Фасад палаццо Ручеллаи

В чем же новизна палаццо Джованни? Те же двустворчатые окна, что и в палаццо Медичи, возводившемся почти в то же время, возможно, попытка позаимствовать часть символического могущества, которое Медичи, в свою очередь, заимствовали у флорентийских властей. Однако цоколь уже без рустовки, он разделен рядом плоских колонн (пилястров) и напоминает Колизей, который разомкнули, перевернули и вытянули в фасад. Это действительно было в новинку. Если не считать римских развалин, итальянцы сталкивались с колоннами лишь в религиозных и государственных зданиях, так что Ручеллаи первым облек повседневную постройку в не по чину пышные одежды (отголоском которых сейчас выступают двойные колонны, обрамляющие вход в любой таунхаус). Что же надоумило его отойти от традиций? Идея определенно принадлежала не Джованни, чьи записные книжки являют собой теплый перегной из чужих находок.
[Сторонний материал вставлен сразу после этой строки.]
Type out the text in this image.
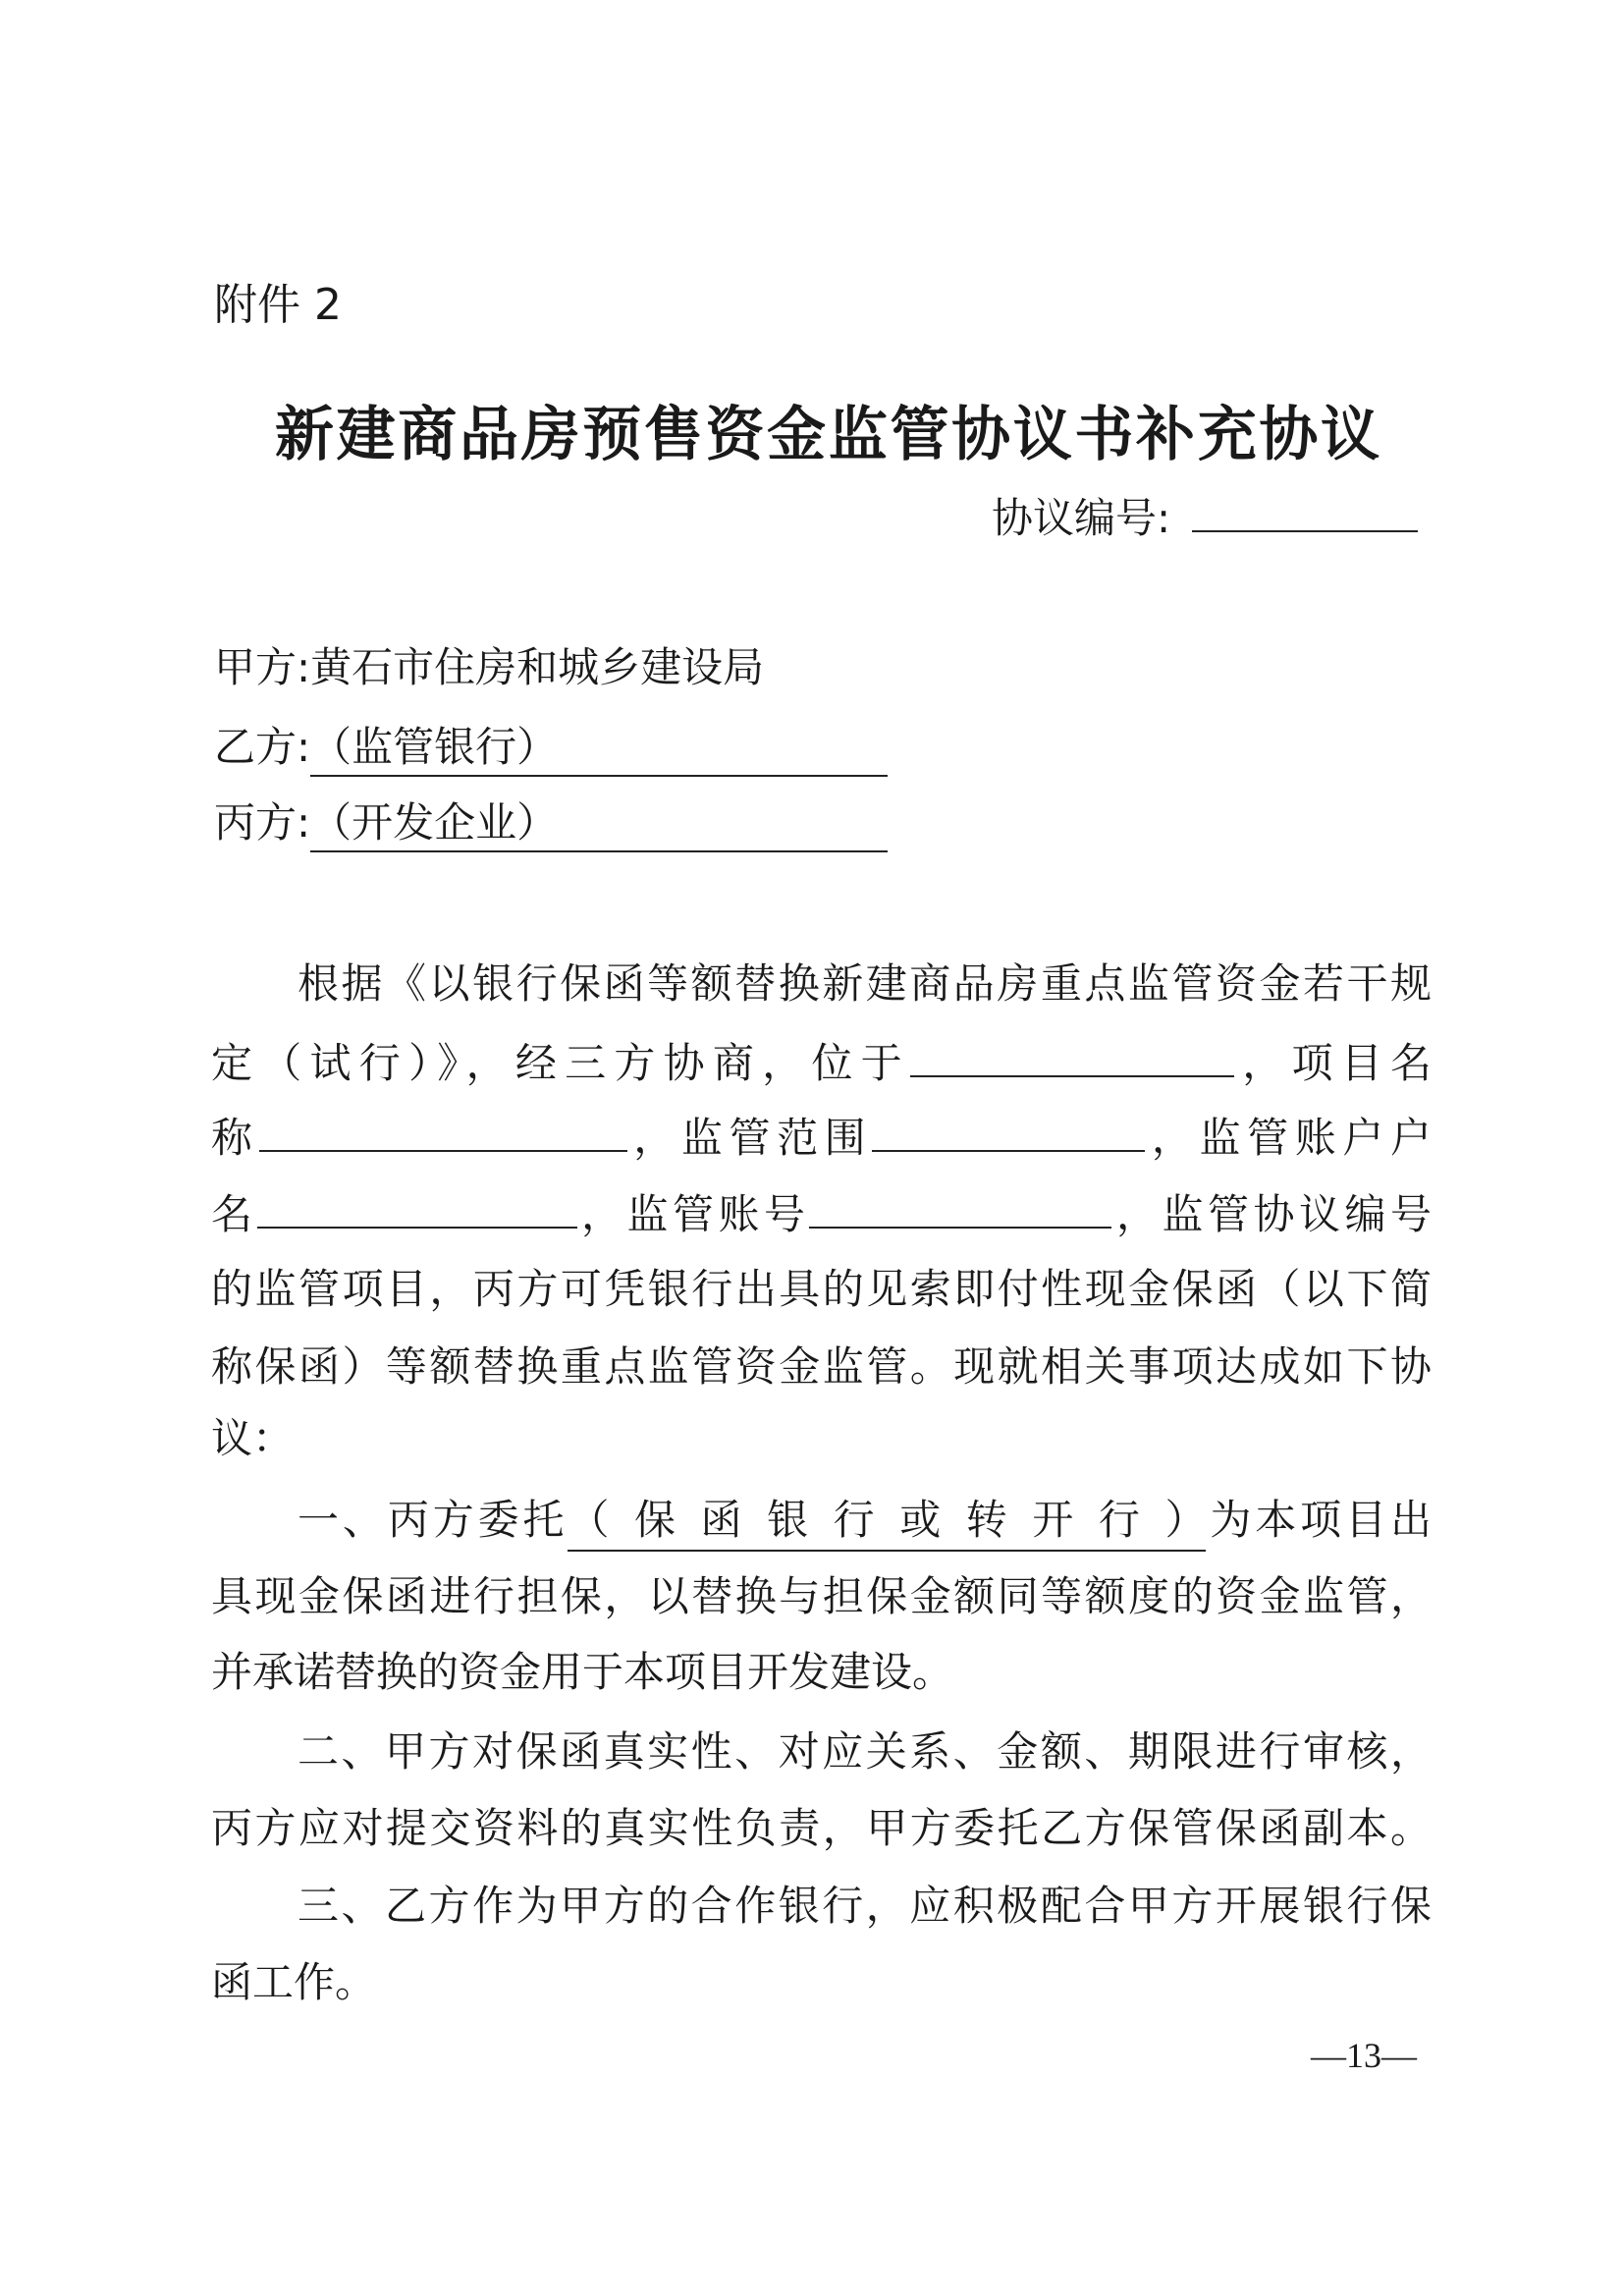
附件 2
新建商品房预售资金监管协议书补充协议
协议编号:
甲方:黄石市住房和城乡建设局
乙方:（监管银行）
丙方:（开发企业）
根据《以银行保函等额替换新建商品房重点监管资金若干规
定（试行）》，经三方协商，位于	，项目名
称	，监管范围	，监管账户户
名	，监管账号	，监管协议编号
的监管项目，丙方可凭银行出具的见索即付性现金保函（以下简
称保函）等额替换重点监管资金监管。现就相关事项达成如下协
议：
一、丙方委托（保函银行或转开行）为本项目出
具现金保函进行担保，以替换与担保金额同等额度的资金监管，
并承诺替换的资金用于本项目开发建设。
二、甲方对保函真实性、对应关系、金额、期限进行审核，
丙方应对提交资料的真实性负责，甲方委托乙方保管保函副本。
三、乙方作为甲方的合作银行，应积极配合甲方开展银行保
函工作。
—13—
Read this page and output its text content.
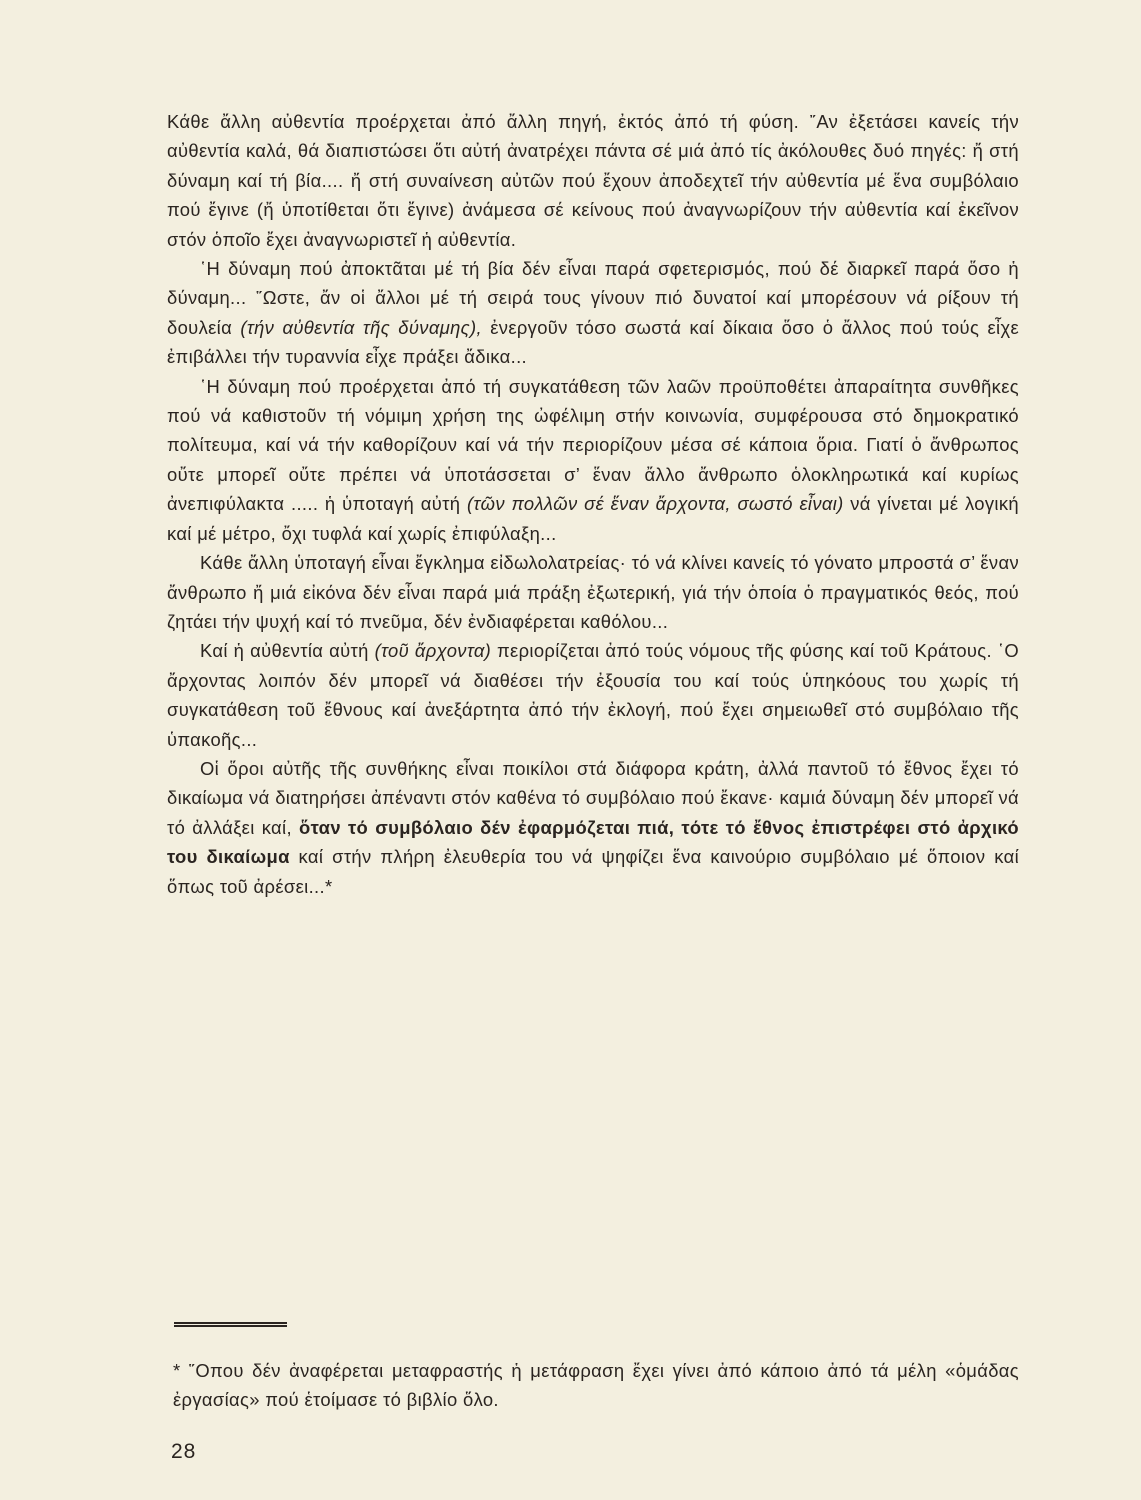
Κάθε ἄλλη αὐθεντία προέρχεται ἀπό ἄλλη πηγή, ἐκτός ἀπό τή φύση. ῎Αν ἐξετάσει κανείς τήν αὐθεντία καλά, θά διαπιστώσει ὅτι αὐτή ἀνατρέχει πάντα σέ μιά ἀπό τίς ἀκόλουθες δυό πηγές: ἤ στή δύναμη καί τή βία.... ἤ στή συναίνεση αὐτῶν πού ἔχουν ἀποδεχτεῖ τήν αὐθεντία μέ ἕνα συμβόλαιο πού ἔγινε (ἤ ὑποτίθεται ὅτι ἔγινε) ἀνάμεσα σέ κείνους πού ἀναγνωρίζουν τήν αὐθεντία καί ἐκεῖνον στόν ὁποῖο ἔχει ἀναγνωριστεῖ ἡ αὐθεντία.

῾Η δύναμη πού ἀποκτᾶται μέ τή βία δέν εἶναι παρά σφετερισμός, πού δέ διαρκεῖ παρά ὅσο ἡ δύναμη... ῞Ωστε, ἄν οἱ ἄλλοι μέ τή σειρά τους γίνουν πιό δυνατοί καί μπορέσουν νά ρίξουν τή δουλεία (τήν αὐθεντία τῆς δύναμης), ἐνεργοῦν τόσο σωστά καί δίκαια ὅσο ὁ ἄλλος πού τούς εἶχε ἐπιβάλλει τήν τυραννία εἶχε πράξει ἄδικα...

῾Η δύναμη πού προέρχεται ἀπό τή συγκατάθεση τῶν λαῶν προϋποθέτει ἀπαραίτητα συνθῆκες πού νά καθιστοῦν τή νόμιμη χρήση της ὠφέλιμη στήν κοινωνία, συμφέρουσα στό δημοκρατικό πολίτευμα, καί νά τήν καθορίζουν καί νά τήν περιορίζουν μέσα σέ κάποια ὅρια. Γιατί ὁ ἄνθρωπος οὔτε μπορεῖ οὔτε πρέπει νά ὑποτάσσεται σ’ ἕναν ἄλλο ἄνθρωπο ὁλοκληρωτικά καί κυρίως ἀνεπιφύλακτα ..... ἡ ὑποταγή αὐτή (τῶν πολλῶν σέ ἕναν ἄρχοντα, σωστό εἶναι) νά γίνεται μέ λογική καί μέ μέτρο, ὄχι τυφλά καί χωρίς ἐπιφύλαξη...

Κάθε ἄλλη ὑποταγή εἶναι ἔγκλημα εἰδωλολατρείας· τό νά κλίνει κανείς τό γόνατο μπροστά σ’ ἕναν ἄνθρωπο ἤ μιά εἰκόνα δέν εἶναι παρά μιά πράξη ἐξωτερική, γιά τήν ὁποία ὁ πραγματικός θεός, πού ζητάει τήν ψυχή καί τό πνεῦμα, δέν ἐνδιαφέρεται καθόλου...

Καί ἡ αὐθεντία αὐτή (τοῦ ἄρχοντα) περιορίζεται ἀπό τούς νόμους τῆς φύσης καί τοῦ Κράτους. ῾Ο ἄρχοντας λοιπόν δέν μπορεῖ νά διαθέσει τήν ἐξουσία του καί τούς ὑπηκόους του χωρίς τή συγκατάθεση τοῦ ἔθνους καί ἀνεξάρτητα ἀπό τήν ἐκλογή, πού ἔχει σημειωθεῖ στό συμβόλαιο τῆς ὑπακοῆς...

Οἱ ὅροι αὐτῆς τῆς συνθήκης εἶναι ποικίλοι στά διάφορα κράτη, ἀλλά παντοῦ τό ἔθνος ἔχει τό δικαίωμα νά διατηρήσει ἀπέναντι στόν καθένα τό συμβόλαιο πού ἔκανε· καμιά δύναμη δέν μπορεῖ νά τό ἀλλάξει καί, ὅταν τό συμβόλαιο δέν ἐφαρμόζεται πιά, τότε τό ἔθνος ἐπιστρέφει στό ἀρχικό του δικαίωμα καί στήν πλήρη ἐλευθερία του νά ψηφίζει ἕνα καινούριο συμβόλαιο μέ ὅποιον καί ὅπως τοῦ ἀρέσει...*

* ῞Οπου δέν ἀναφέρεται μεταφραστής ἡ μετάφραση ἔχει γίνει ἀπό κάποιο ἀπό τά μέλη «ὁμάδας ἐργασίας» πού ἑτοίμασε τό βιβλίο ὅλο.
28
Он явно сумел найти архитектора, способного придать зданию желаемый современный и вместе с тем благородный облик, эрудированного и славящегося оригинальностью. По всей вероятности, это был Леон Баттиста Альберти (хотя за отсутствием документального подтверждения точное авторство установить невозможно).

Архитектор, художник, теоретик, антиквар, спортсмен, музыкант и наездник, автор первых трактатов о скульптуре, живописи и архитектуре со времен античности, а также составитель первой итальянской грамматики, Альберти был поистине разносторонним человеком. В анонимной автобиографии он утверждает, что мог с места перепрыгнуть через голову стоящего человека и добросить монету до купола собора, звякнув ею о свод. Он хвастался, что «преодолевал себя, взяв за правило осматривать и ощупывать вызывающие отвращение предметы, пока отвращение не пропадет, и тем самым доказывал, что человек при желании способен добиться чего пожелает»{88} (в числе ненавистных объектов, к которым приучал себя Альберти, был, например, чеснок). Со своими афинскими энциклопедическими знаниями, спартанской дисциплиной и склонностью к метаморфозам Альберти был именно тем, кто мог справиться с этой задачей – подогнать античную архитектуру под новое время. Своей популярностью он не в последнюю очередь обязан и таланту к саморекламе. Трактаты помогали ему обрести известность у властей предержащих – от папской курии до флорентийских банкиров. При этом тексты его скользки, словно угорь, и понять, какого же мнения он придерживается, непросто. Голос автора негромок неспроста: избегая категоричности, Альберти привлекал сразу всех потенциальных клиентов. Это было жизненно необходимо, поскольку, хоть эпоха Возрождения и кажется золотым веком архитектуры, зодчие по-прежнему находились в кабале у толстосумов-заказчиков. Джованни Ручеллаи, например, не упоминает архитектора ни в одной своей записи. Современник Альберти, архитектор Пьетро Аверлино, в какой-то момент попытался разъяснить миру важность своей профессии:

«Здание зарождается так. Как человека никто не в силах зачать в одиночку, без женщины, просто по образу и подобию, здание тоже невозможно замыслить в одиночку. И раз нельзя зачать без женщины, желающему построить здание требуется архитектор. Они вместе зачинают проект, а архитектор затем его вынашивает и производит на свет, а значит, становится матерью этого здания ‹…›. Строительство – это не более чем сладострастное желание, как у влюбленного»{89}.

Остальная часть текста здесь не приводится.